Everything said by our RF-guru G0HZU should be taken seriously. Up to now, he mainly talked about the (close to) +6 dB boost for the distortion products in case of two clearly (and inevitably) corelated distortion sources, but of course this assumes zero phase shift, hence zero runtime – or at least test signals whose wavelengths are long compared to the physical dimensions of the test setup. Once the distance between distortion sources happens to be half the wavelength, we get phase inversion and instead of a boost, the distortion components will cancel out.
EDIT: Doh! Nobody notified me of my mistake. Of course the runtime is almost irrelevant, since the distortion products in question are almost the same frequency as the test signals!
In my test, the frequency was 450 MHz and half its wavelength is about 33 cm. While it is highly unlikely that such massive distances will occur between potential distortion sources within the DSO frontend, it would be perfectly possible that an odd multiple of this distance exists (as electrical length) between the external generator and any non-linear stage within the DSO. As a consequence, there is indeed a chance of cancelling out distortion products in this scenario.

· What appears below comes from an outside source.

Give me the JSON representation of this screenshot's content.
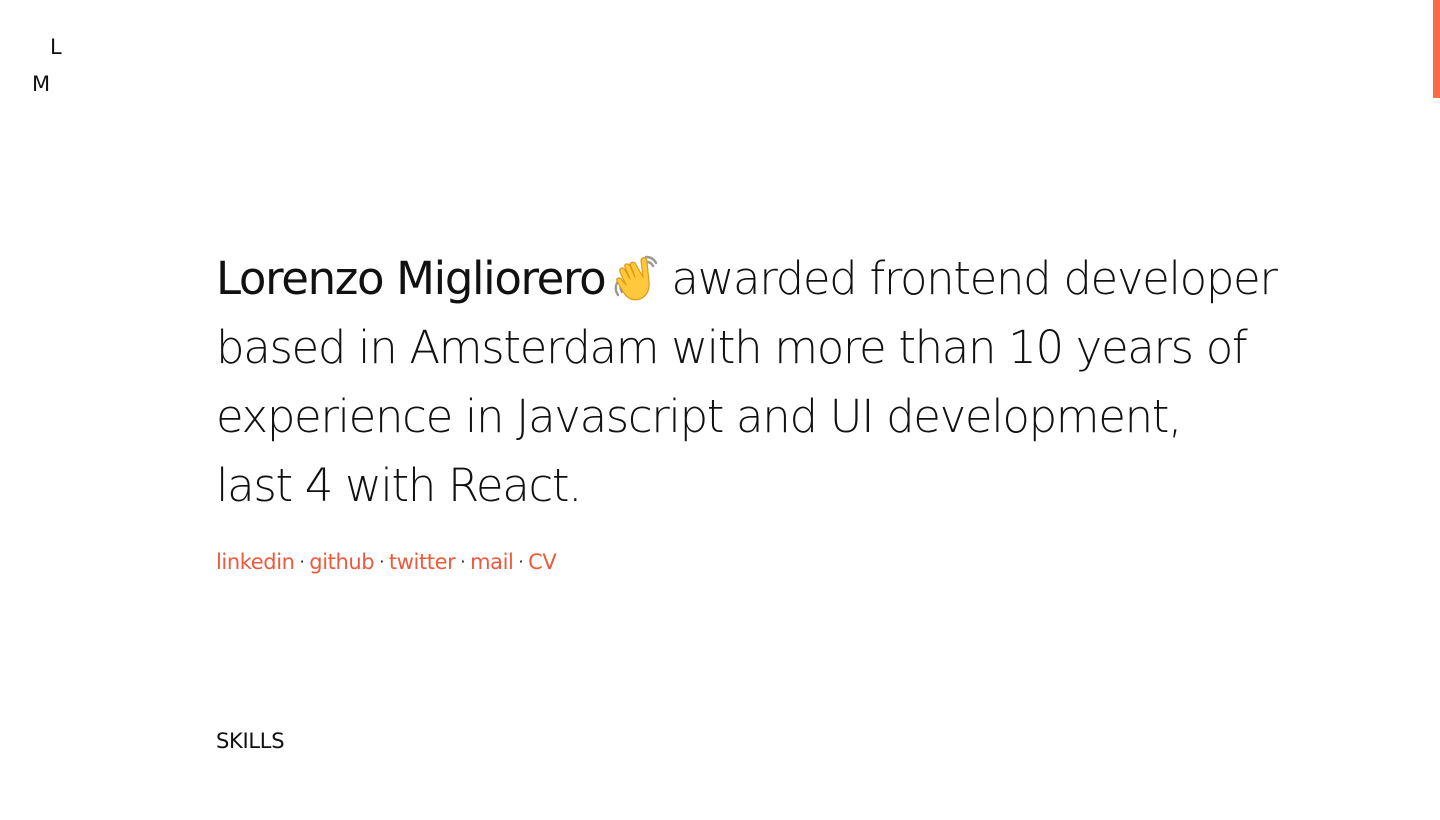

My claim that I cannot guarantee the IMD performance of the test tones to be better than -74 dBc came from the fact, that I’ve measured this with my SA. It’s pure coincidence that the measurement result with the DSO was about the same. Since I don’t happen to own a R&S FSEA30 boat anchor with 110 dB third order dynamic range, I could not know whether I hit the limit of the generator or the analyzer. With two 10 dB pads for the external power combiner, hence a total isolation of 26 dB, any IMD products should be killed reliably. Now I could indeed measure an IMD of at least -85 dBc and can be confident that my source will be vastly better than this, when it already measured as -74 dBc IMD with only 6 dB isolation.
With the 10 dB pads in place, I cannot maintain a 0 dBm signal anymore. Even though I could have used about -3 dBm, I voted for repeating the test with a signal level of -10 dBm. This totally changes the scope settings and its internal nonlinear transfer curves.
Originally, I had 0 dBm signals at 500 mV/div. This means that there is an internal 20 dB attenuator active, and the PGA (Programmable Gain Amplifier) might have to deliver about 6 dB of gain. For an equivalent setting at -10 dBm, I would have to set the channel gain to 160 mV/div. With this, the attenuator is still in place, but the PGA now is at 16 dB gain, which might cause more distortion. In general, I think that the PGA might be the main source of nonlinearity in a wide bandwidth scope frontend, whereas the unity gain input buffer as well as the ADC should be rather benign in this regard.
Look at the attached screenshot for -10 dBm at 160 mV/div. The IMD isn’t quite as good, but it still happens to be another sweet spot:
SDS2504X HD_IMD_160mV_C450MHz_O200kHz_-10dBm
We can also try to replicate our former sweet spot without the internal 20 dB attenuator. For this, we need a -20 dBm test signal at 50 mV/div, see third screenshot:
SDS2504X HD_IMD_50mV_C450MHz_O200kHz_-20dBm
With this setup, we can be confident that the generator signal is way better than that, so we need not speculate where the distortion comes from.